La polémique que se livrent votre ministère et les autorités ivoiriennes sur le bilan et les circonstances des violences s'est déplacée sur un terrain médiatique. Le président de la fédération internationale des ligues des droits de l'homme ne vient-il pas de se montrer à nouveau extrêmement sévère sur le comportement des soldats français ?

Alors que le sang a coulé, il faut repartir sur de nouvelles bases et recréer les conditions du dialogue et d'un retour à la confiance. Nous avons assez perdu de temps. Comme je l'ai demandé à votre collègue Michel Barnier, n'attendons plus pour avoir un grand débat sur ce que doivent être les orientations des relations entre la France et les peuples africains et les conditions de la présence française en Afrique.

Examiner pour 2005 un budget comme celui de la défense, c'est examiner obligatoirement la place et le rôle de notre pays dans le monde ; c'est le faire à un moment où la situation internationale est extrêmement tendue et source d'inquiétude dans de nombreux endroits de la planète. C'est aussi nécessairement réfléchir au rang de la France dans un contexte où la communauté internationale, au travers de l'ONU, voit son autorité trop souvent mise à mal.

La question qui nous est donc posée au moment d'aborder l'examen de ce budget devrait être celle de l'originalité et de la spécificité française, non inféodée à l'hégémonie américaine et porteuse de cette volonté au sein de l'Europe.

Rappelons que les forces françaises sont intervenues et interviennent encore sous mandat de la communauté internationale en Afghanistan, dans les Balkans, en Haïti, et plus récemment et plus tragiquement encore en Côte d'Ivoire. Elles sont également présentes par le biais d'accord bilatéraux dans de nombreux autre pays africains.

Nul ne peut dire comment va évoluer la situation au Moyen-Orient et dans d'autres pays d'Afrique. Ces événements témoignent de façon gravissime de l'importance et du rôle particulier de nos militaires pour la défense de la paix et la protection de nos concitoyens.

Ce contexte éclaire particulièrement la question des OPEX. Jusqu'à présent, elles n'étaient jamais inscrites en loi de finances. Cette année, le projet de budget prévoit leur financement à hauteur de 100 millions d'euros, inscrits au titre III. Nous nous en félicitons. Cependant, madame la ministre, alors que vous souhaitez porter cette enveloppe à 300 millions d'euros en loi de finances initiale, le montant prévisionnel des OPEX pour 2005 est évalué à 600 millions d'euros. Le surcoût provoqué par l'aggravation de la crise en Côte d'Ivoire est estimé entre 6 millions et 7 millions d'euros pour les six dernières semaines de l'année. Quelle que soit, d'ailleurs, l'évolution du dispositif militaire en Côte d'Ivoire - maintien et/ou renforcement de notre implication -, cela accroîtrait de toute façon le coût des OPEX.

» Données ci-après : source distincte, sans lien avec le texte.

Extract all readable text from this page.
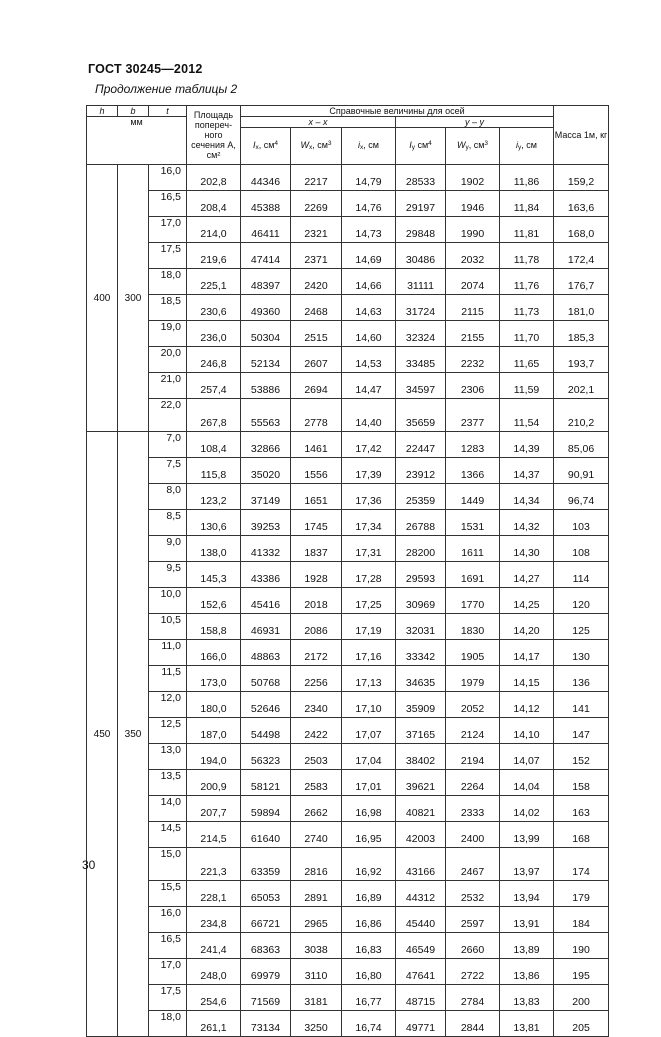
ГОСТ 30245—2012
Продолжение таблицы 2
h	b	t	Площадь попереч-ного сечения A, см²	Справочные величины для осей						Масса 1м, кг
мм				x – x			y – y			
				$I_x$, $см^4$	$W_x$, $см^3$	$i_x$, см	$I_y$ $см^4$	$W_y$, $см^3$	$i_y$, см	
400	300	16,0	202,8	44346	2217	14,79	28533	1902	11,86	159,2
		16,5	208,4	45388	2269	14,76	29197	1946	11,84	163,6
		17,0	214,0	46411	2321	14,73	29848	1990	11,81	168,0
		17,5	219,6	47414	2371	14,69	30486	2032	11,78	172,4
		18,0	225,1	48397	2420	14,66	31111	2074	11,76	176,7
		18,5	230,6	49360	2468	14,63	31724	2115	11,73	181,0
		19,0	236,0	50304	2515	14,60	32324	2155	11,70	185,3
		20,0	246,8	52134	2607	14,53	33485	2232	11,65	193,7
		21,0	257,4	53886	2694	14,47	34597	2306	11,59	202,1
		22,0	267,8	55563	2778	14,40	35659	2377	11,54	210,2
450	350	7,0	108,4	32866	1461	17,42	22447	1283	14,39	85,06
		7,5	115,8	35020	1556	17,39	23912	1366	14,37	90,91
		8,0	123,2	37149	1651	17,36	25359	1449	14,34	96,74
		8,5	130,6	39253	1745	17,34	26788	1531	14,32	103
		9,0	138,0	41332	1837	17,31	28200	1611	14,30	108
		9,5	145,3	43386	1928	17,28	29593	1691	14,27	114
		10,0	152,6	45416	2018	17,25	30969	1770	14,25	120
		10,5	158,8	46931	2086	17,19	32031	1830	14,20	125
		11,0	166,0	48863	2172	17,16	33342	1905	14,17	130
		11,5	173,0	50768	2256	17,13	34635	1979	14,15	136
		12,0	180,0	52646	2340	17,10	35909	2052	14,12	141
		12,5	187,0	54498	2422	17,07	37165	2124	14,10	147
		13,0	194,0	56323	2503	17,04	38402	2194	14,07	152
		13,5	200,9	58121	2583	17,01	39621	2264	14,04	158
		14,0	207,7	59894	2662	16,98	40821	2333	14,02	163
		14,5	214,5	61640	2740	16,95	42003	2400	13,99	168
		15,0	221,3	63359	2816	16,92	43166	2467	13,97	174
		15,5	228,1	65053	2891	16,89	44312	2532	13,94	179
		16,0	234,8	66721	2965	16,86	45440	2597	13,91	184
		16,5	241,4	68363	3038	16,83	46549	2660	13,89	190
		17,0	248,0	69979	3110	16,80	47641	2722	13,86	195
		17,5	254,6	71569	3181	16,77	48715	2784	13,83	200
		18,0	261,1	73134	3250	16,74	49771	2844	13,81	205
30
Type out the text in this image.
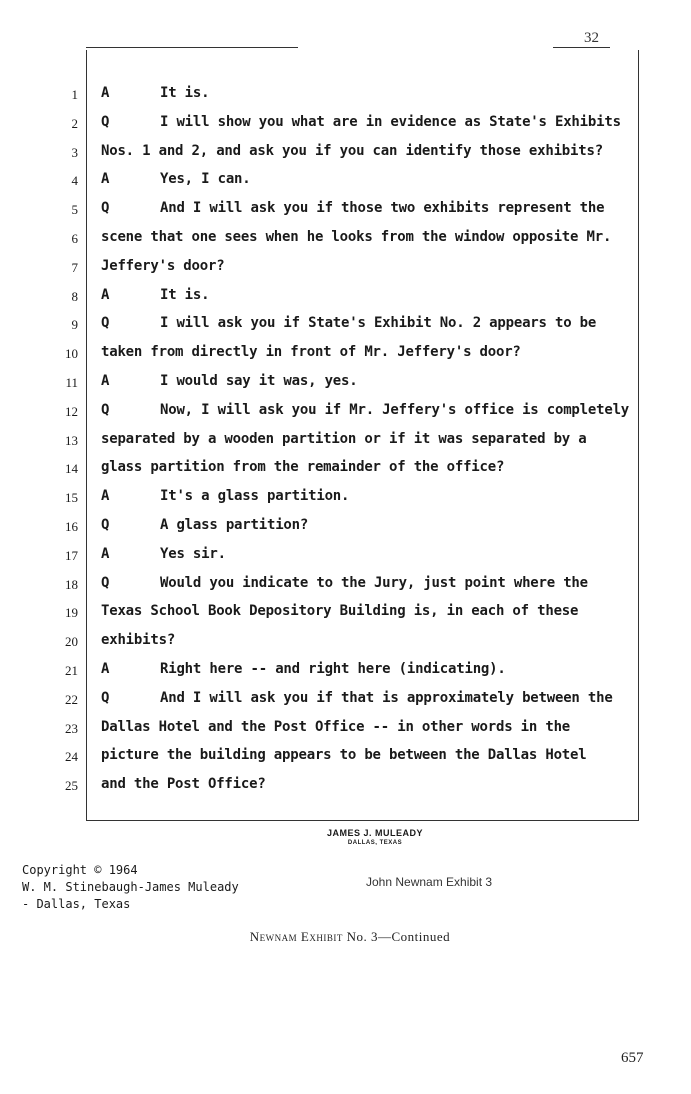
32
1 A	It is.
2 Q	I will show you what are in evidence as State's Exhibits
3 Nos. 1 and 2, and ask you if you can identify those exhibits?
4 A	Yes, I can.
5 Q	And I will ask you if those two exhibits represent the
6 scene that one sees when he looks from the window opposite Mr.
7 Jeffery's door?
8 A	It is.
9 Q	I will ask you if State's Exhibit No. 2 appears to be
10 taken from directly in front of Mr. Jeffery's door?
11 A	I would say it was, yes.
12 Q	Now, I will ask you if Mr. Jeffery's office is completely
13 separated by a wooden partition or if it was separated by a
14 glass partition from the remainder of the office?
15 A	It's a glass partition.
16 Q	A glass partition?
17 A	Yes sir.
18 Q	Would you indicate to the Jury, just point where the
19 Texas School Book Depository Building is, in each of these
20 exhibits?
21 A	Right here -- and right here (indicating).
22 Q	And I will ask you if that is approximately between the
23 Dallas Hotel and the Post Office -- in other words in the
24 picture the building appears to be between the Dallas Hotel
25 and the Post Office?
JAMES J. MULEADY
DALLAS, TEXAS
Copyright © 1964
W. M. Stinebaugh-James Muleady
- Dallas, Texas
John Newnam Exhibit 3
Newnam Exhibit No. 3—Continued
657
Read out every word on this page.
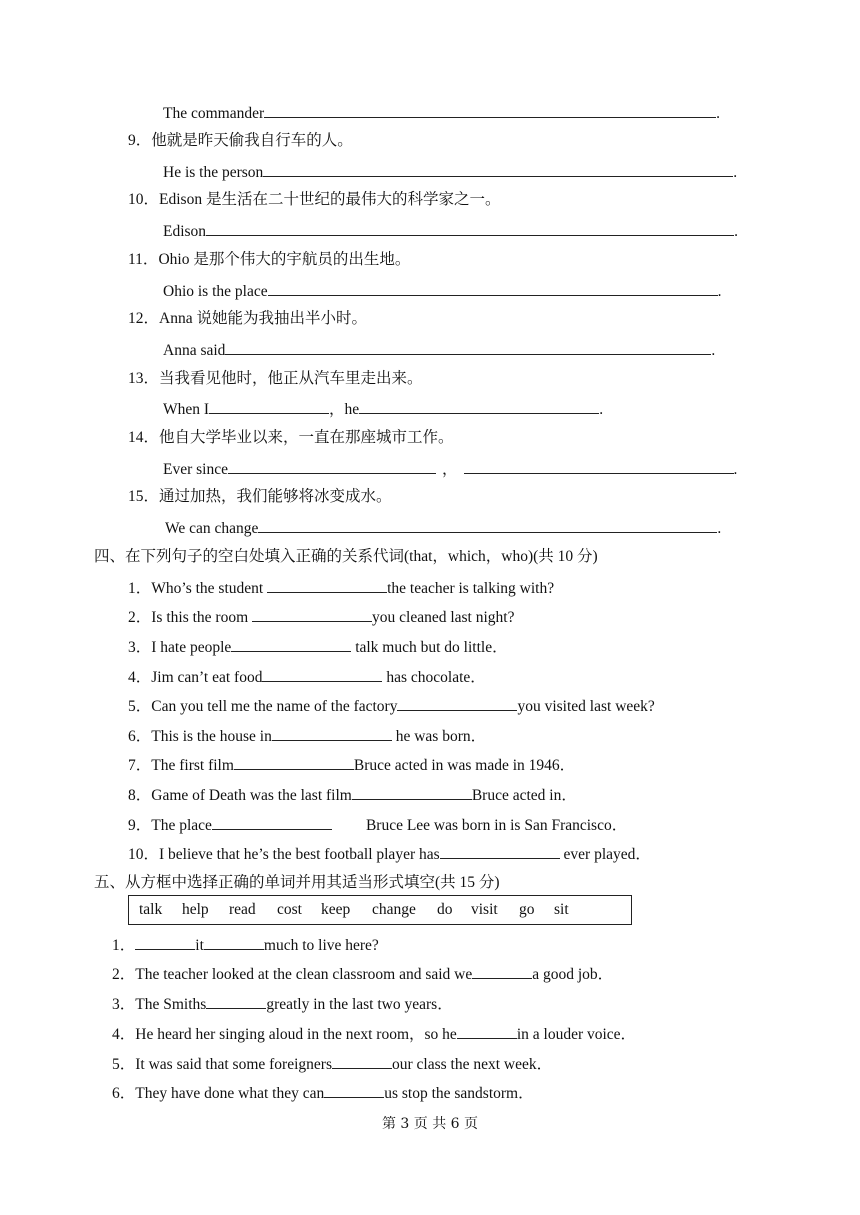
The commander	.
9．他就是昨天偷我自行车的人。
He is the person	.
10．Edison 是生活在二十世纪的最伟大的科学家之一。
Edison	.
11．Ohio 是那个伟大的宇航员的出生地。
Ohio is the place	.
12．Anna 说她能为我抽出半小时。
Anna said	.
13．当我看见他时，他正从汽车里走出来。
When I	，he	.
14．他自大学毕业以来，一直在那座城市工作。
Ever since	，	.
15．通过加热，我们能够将冰变成水。
We can change	.
四、在下列句子的空白处填入正确的关系代词(that，which，who)(共 10 分)
1．Who’s the student	the teacher is talking with?
2．Is this the room	you cleaned last night?
3．I hate people	talk much but do little．
4．Jim can’t eat food	has chocolate．
5．Can you tell me the name of the factory	you visited last week?
6．This is the house in	he was born．
7．The first film	Bruce acted in was made in 1946．
8．Game of Death was the last film	Bruce acted in．
9．The place	Bruce Lee was born in is San Francisco．
10．I believe that he’s the best football player has	ever played．
五、从方框中选择正确的单词并用其适当形式填空(共 15 分)
talk help read cost keep change do visit go sit
1．	it	much to live here?
2．The teacher looked at the clean classroom and said we	a good job．
3．The Smiths	greatly in the last two years．
4．He heard her singing aloud in the next room，so he	in a louder voice．
5．It was said that some foreigners	our class the next week．
6．They have done what they can	us stop the sandstorm．
第 3 页 共 6 页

Au demeurant, tout cela n'est qu'évaluation, car ces missions sont par nature imprévisibles. Cependant, la question est de savoir comment redéployer les crédits afin de couvrir ces dépenses supplémentaires, soit environ un peu plus de 500 millions d'euros.

Tout doit être mis en oeuvre pour assurer le rapatriement de nos ressortissants de Côte d'Ivoire. En effet, des milliers de nos compatriotes ont quitté ce pays sous la menace et l'hostilité : on parle ainsi de plusieurs milliers de réfugiés dans les pays limitrophes.

J'en viens au budget de la défense lui-même, qui est certes en hausse, mais, chacun le sait, un budget qui augmente n'est pas forcement un bon budget : tout est question de choix. Or, nous venons de le voir, les crédits affectés à la défense ne répondent pas aux enjeux internationaux et ne couvrent pas les besoins de la représentation de la France à l'étranger. L'image de la France risque de s'en trouver encore détériorée.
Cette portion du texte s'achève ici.